Celie takes this injunction from Alphonso literally. Her acceptance of his demand shows that as a child and a girl, she sees men and patriarchal figures as absolute authorities who are not to be questioned. Celie’s decision to write to God rather than to speak in prayer also shows the depth of her shame and trauma over her sexual violation as well as the importance of her writing as a means of documenting her life. However, God never responds to Celie, an indication of how remote a figure God is for Celie as a girl. Celie’s faith in this moment is one that provides little help to her, in other words.

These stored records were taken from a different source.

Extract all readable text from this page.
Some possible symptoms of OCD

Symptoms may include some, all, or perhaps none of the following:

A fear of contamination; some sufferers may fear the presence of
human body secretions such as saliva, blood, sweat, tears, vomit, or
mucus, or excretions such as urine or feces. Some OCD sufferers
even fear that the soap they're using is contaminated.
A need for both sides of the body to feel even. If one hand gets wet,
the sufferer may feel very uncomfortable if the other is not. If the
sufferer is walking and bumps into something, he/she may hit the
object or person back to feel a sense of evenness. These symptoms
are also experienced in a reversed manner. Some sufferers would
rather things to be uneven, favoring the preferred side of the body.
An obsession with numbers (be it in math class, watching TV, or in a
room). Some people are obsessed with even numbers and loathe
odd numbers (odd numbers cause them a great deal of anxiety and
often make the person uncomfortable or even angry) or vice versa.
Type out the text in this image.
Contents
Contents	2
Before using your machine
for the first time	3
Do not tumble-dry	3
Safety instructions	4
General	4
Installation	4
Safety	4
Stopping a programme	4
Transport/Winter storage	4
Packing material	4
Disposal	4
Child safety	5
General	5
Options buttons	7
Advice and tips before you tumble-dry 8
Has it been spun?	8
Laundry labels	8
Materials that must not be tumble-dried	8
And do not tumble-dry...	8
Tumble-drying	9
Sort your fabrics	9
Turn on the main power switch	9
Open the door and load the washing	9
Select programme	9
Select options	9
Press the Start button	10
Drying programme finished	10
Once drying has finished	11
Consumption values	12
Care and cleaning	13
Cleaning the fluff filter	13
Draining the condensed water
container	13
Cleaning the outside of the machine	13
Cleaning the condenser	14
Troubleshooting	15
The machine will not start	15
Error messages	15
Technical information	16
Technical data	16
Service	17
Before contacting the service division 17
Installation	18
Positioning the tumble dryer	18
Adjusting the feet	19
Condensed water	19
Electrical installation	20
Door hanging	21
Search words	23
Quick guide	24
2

“Shug Avery was a woman. The most beautiful woman I ever saw. She more pretty then my mama. She bout ten thousand times more prettier then me. I see her there in furs. Her face rouge. Her hair like somethin tail. She grinning with her foot up on somebody motocar. Her eyes serious tho. Sad some. I ast her to give me the picture. An all night long I stare at it. An now when I dream, I dream of Shug Avery. She be dress to kill, whirling and laughing.”
Celie describes her reaction to a photo of Shug that her stepmother secures after she hears about Albert’s infatuation with Shug. Celie is quite young when she sees this photo, so the idea of a woman different from the upright Christian women to which she is accustomed has a noticeable impact on her understanding of gender norms. Although Celie conforms to gender norms as closely as she can, she has an early sense that these norms can be violated. Many of the women Celie knows are sober and deeply oppressed, so one of the significant impacts of having a figure like Shug as a contrast is that Celie sees that there is a form of femininity that centers joy and self-adornment.